Python Day 6

3199 ワード

ccc = dict() #create a dictionary
ccc['csev'] = 1 #Key csev Count 1
ccc['cwen'] = 1 #Key cwen Count 1
ccc['csev'] = ccc['cesv'] + 1 #Key csev count + 1
print(ccc)

{'csev': 1, 'cwen': 2}
Key csev has value 1 and Key cwen has value 2.
 
  
counts = dict()
names = ['csev', 'cwen', 'csev', 'zaqian', 'cwen']
for name in names:
    if name not in counts:
        counts[name] = 1
    else:
        counts[name] = counts[name] + 1
print(counts)
x = counts.get('csev', 0) #2
x = counts.get('bob', 0) #0 if not found, default is 0
counts = dict()
names = ['csev', 'cwen', 'csev', 'zaqian', 'cwen']
for name in names:
    counts[name] = counts.get(name, 0) + 1
print(counts)
jjj = {'chuck' : 1, 'fred' : 42, 'jan' : 100}
for aaa,bbb in jjj.items():
    print(aaa, bbb)
#Iteration two variables: aaa is the Key, bbb is the Value.

Write a program to read through the mbox-short.txt and figure out the distribution by hour of the day for each of the messages.
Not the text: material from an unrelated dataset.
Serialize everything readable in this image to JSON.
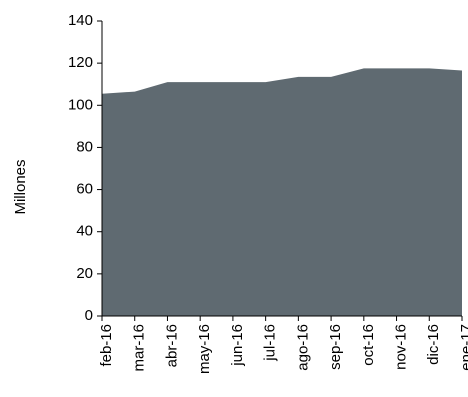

You can pull the hour out from the "From ' line by finding the time and then splitting the string a second time using a colon. 

From [email protected] Sat Jan 5 09:14:16 2008

Once you have accumulated the counts for each hour, print out the counts, sorted by hour as shown below.

name = input("Enter file:")
if len(name) < 1 : name = "mbox-short.txt"
handle = open(name)
hours = dict()
counts = list()
for line in handle:
    line = line.rstrip()
    if not line.startswith('From '): continue
    words = line.split()
    word = words[5].split(":")[0]
    hours[word] = hours.get(word, 0) + 1
for key, value in hours.items(): #.item() convert dictionary into tuple list.
    newtup = (key, value)
    counts.append(newtup)
counts = sorted(counts)    
for key, value in counts:
    print(key, value)
Python Regular Expression Quick Guide

^        Matches the beginning of a line
$        Matches the end of the line
.        Matches any character
\s       Matches whitespace
\S       Matches any non-whitespace character
*        Repeats a character zero or more times
*?       Repeats a character zero or more times 
         (non-greedy)
+        Repeats a character one or more times
+?       Repeats a character one or more times 
         (non-greedy)
[aeiou]  Matches a single character in the listed set
[^XYZ]   Matches a single character not in the listed set
[a-z0-9] The set of characters can include a range
(        Indicates where string extraction is to start
)        Indicates where string extraction is to end
[^ ]* # 0 or more none-space characters.